Analysis: Reads were aligned using long-read alignment tools to the mouse reference genome (mm10), the EGFP coding sequence, and the E. coli DH5α genome.
The Nanopore data provided a breakthrough in characterizing this model, revealing complexity that short-read sequencing had missed:
Location Identified: The transgene was mapped to a sub-telomeric region on Chromosome 9, specifically at an intergenic region between Ccr2 and Ccr5.
Structural Revelation: The insertion was not a simple copy but a massive tandem array containing approximately 26 copies of the transgene (spanning ~450 kb).
Contamination Detected: Unexpectedly, the sequencing revealed a 6.2 kb fragment of E. coli genomic DNA embedded within the transgene array—a contamination event likely occurring during the original microinjection that had gone undetected for years.
Endogenous Safety: It was confirmed that the insertion caused a 686 bp deletion in the host genome but did not disrupt the coding sequences of the flanking chemokine receptor genes.
The study demonstrated that long-read sequencing could resolve complex, repetitive integration events that short-read methods miss. The mapping allowed the team to design a specific Junction-PCR assay, enabling the cost-effective distinction between heterozygous and homozygous mice and significantly reducing colony management costs.
FAQ
Frequently Asked Questions
How does Nanopore sequencing differ from TLA for transgene mapping?
Nanopore sequencing uses ultra-long reads to physically span the entire insertion site and flanking regions. It is ideal for complex, repetitive arrays and large structural variants, especially in plants. TLA (Targeted Locus Amplification) uses cross-linking and PCR to amplify the transgene's neighborhood. TLA is excellent for detecting Single Nucleotide Variants (SNVs) with high sensitivity but relies on short-read sequencing. We will recommend the best approach based on your project.
Can you detect if the transgene is inserted in multiple chromosomes?
Yes. Our bioinformatics pipeline maps reads to the entire reference genome. If there are multiple integration sites (e.g., one on Chr 4 and one on Chr 12), the alignment will reveal distinct junctions for each insertion event, and we can estimate the copy number at each specific locus.
Why is "backbone contamination" a problem for my transgenic model?

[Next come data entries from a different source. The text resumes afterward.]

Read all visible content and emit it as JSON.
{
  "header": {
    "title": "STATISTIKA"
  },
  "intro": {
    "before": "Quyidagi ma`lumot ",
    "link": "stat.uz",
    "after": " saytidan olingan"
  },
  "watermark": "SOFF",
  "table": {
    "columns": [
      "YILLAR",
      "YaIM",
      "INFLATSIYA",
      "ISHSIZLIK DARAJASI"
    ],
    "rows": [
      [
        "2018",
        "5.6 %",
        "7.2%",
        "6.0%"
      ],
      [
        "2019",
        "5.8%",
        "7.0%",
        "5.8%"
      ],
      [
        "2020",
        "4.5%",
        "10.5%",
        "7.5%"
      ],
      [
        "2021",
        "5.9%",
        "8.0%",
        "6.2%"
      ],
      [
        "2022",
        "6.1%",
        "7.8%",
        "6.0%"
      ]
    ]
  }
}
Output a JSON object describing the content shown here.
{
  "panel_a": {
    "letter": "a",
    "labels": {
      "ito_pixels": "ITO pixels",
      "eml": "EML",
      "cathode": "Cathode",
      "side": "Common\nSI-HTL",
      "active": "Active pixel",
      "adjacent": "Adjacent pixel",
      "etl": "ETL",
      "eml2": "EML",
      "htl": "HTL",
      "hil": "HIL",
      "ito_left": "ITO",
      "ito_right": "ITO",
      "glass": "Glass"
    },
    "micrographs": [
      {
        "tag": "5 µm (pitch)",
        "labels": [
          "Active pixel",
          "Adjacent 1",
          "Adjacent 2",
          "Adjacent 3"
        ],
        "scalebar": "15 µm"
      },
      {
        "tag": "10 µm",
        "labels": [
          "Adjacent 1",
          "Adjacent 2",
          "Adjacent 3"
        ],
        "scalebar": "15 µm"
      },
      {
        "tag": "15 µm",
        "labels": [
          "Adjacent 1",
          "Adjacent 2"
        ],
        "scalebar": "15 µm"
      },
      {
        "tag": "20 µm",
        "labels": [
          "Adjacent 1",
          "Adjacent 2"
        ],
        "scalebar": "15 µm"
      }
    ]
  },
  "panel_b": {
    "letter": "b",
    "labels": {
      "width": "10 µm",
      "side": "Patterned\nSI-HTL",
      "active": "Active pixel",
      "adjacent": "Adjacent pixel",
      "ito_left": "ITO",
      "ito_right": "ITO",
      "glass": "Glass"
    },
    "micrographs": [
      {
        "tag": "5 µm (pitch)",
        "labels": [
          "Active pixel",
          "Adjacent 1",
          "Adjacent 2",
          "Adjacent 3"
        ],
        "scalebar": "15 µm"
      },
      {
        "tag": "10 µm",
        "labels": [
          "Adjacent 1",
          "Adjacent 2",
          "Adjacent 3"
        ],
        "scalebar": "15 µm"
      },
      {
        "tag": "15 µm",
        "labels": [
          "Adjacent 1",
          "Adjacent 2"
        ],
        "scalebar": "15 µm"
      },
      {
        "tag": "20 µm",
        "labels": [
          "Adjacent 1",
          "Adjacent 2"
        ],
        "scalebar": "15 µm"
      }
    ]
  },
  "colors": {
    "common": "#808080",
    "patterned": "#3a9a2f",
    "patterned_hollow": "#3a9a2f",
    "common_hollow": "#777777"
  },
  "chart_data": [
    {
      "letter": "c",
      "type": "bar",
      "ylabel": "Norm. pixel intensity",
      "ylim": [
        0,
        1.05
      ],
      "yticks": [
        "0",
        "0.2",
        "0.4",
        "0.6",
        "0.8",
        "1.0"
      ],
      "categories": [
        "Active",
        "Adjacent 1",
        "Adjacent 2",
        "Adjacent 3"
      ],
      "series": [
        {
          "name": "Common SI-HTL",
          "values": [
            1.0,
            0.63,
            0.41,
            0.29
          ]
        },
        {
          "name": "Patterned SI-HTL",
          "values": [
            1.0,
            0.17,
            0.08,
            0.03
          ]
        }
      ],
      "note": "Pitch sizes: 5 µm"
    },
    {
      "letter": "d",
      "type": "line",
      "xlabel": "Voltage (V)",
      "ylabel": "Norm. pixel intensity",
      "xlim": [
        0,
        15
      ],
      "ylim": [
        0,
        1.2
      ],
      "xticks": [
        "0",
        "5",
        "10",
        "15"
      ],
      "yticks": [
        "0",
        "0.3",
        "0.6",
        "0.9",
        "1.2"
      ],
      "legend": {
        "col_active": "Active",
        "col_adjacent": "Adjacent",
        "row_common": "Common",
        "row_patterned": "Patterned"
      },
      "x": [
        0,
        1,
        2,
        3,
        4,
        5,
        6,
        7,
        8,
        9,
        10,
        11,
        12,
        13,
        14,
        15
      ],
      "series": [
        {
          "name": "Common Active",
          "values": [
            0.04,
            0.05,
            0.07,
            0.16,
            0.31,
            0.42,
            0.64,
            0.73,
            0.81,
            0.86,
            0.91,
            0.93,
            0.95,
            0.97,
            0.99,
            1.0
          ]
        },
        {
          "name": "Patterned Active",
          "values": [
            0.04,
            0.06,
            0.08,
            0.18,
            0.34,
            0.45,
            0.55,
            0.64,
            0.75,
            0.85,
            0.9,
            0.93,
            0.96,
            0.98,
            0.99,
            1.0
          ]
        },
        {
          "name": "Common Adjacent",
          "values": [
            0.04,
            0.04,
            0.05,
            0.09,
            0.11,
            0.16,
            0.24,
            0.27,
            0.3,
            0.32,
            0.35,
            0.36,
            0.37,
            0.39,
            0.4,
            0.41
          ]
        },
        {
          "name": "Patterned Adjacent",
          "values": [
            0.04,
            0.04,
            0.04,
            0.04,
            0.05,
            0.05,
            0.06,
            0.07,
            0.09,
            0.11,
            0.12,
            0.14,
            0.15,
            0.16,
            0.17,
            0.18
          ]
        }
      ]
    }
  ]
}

Bacterial backbone sequences (like antibiotic resistance genes AmpR or KanR) can trigger immune responses in gene therapy vectors and are strictly regulated in GMO crops. In research mice, they can cause unexpected silencing effects due to their high GC content or bacterial methylation patterns. Identifying them is crucial for regulatory compliance and model stability.
Do I need to provide the sequence of my transgene?
Yes. To perform the alignment, we need the sequence of the vector/plasmid used for transfection or injection. If you suspect the vector has been modified or rearranged, we can perform de novo assembly of the insert, but the original reference helps guide the analysis.
Can you distinguish between hemizygous and homozygous animals?
The sequencing itself maps the location and structure. However, using the specific junction sequences we identify, we can design a PCR assay for you. This PCR assay can easily distinguish hemizygous (one band) from homozygous (two bands or specific band patterns) animals in your colony, replacing the need for sequencing every individual.
What is the advantage of using this service for GM crops compared to standard PCR walking?
GM crops often have large, polyploid genomes with high repetitive content (transposons). PCR walking often fails because primers bind non-specifically to these repetitive elements. Our long-read sequencing reads through the repeats to anchor the transgene into unique genomic regions, providing a confident map even in complex plants like Wheat or Canola.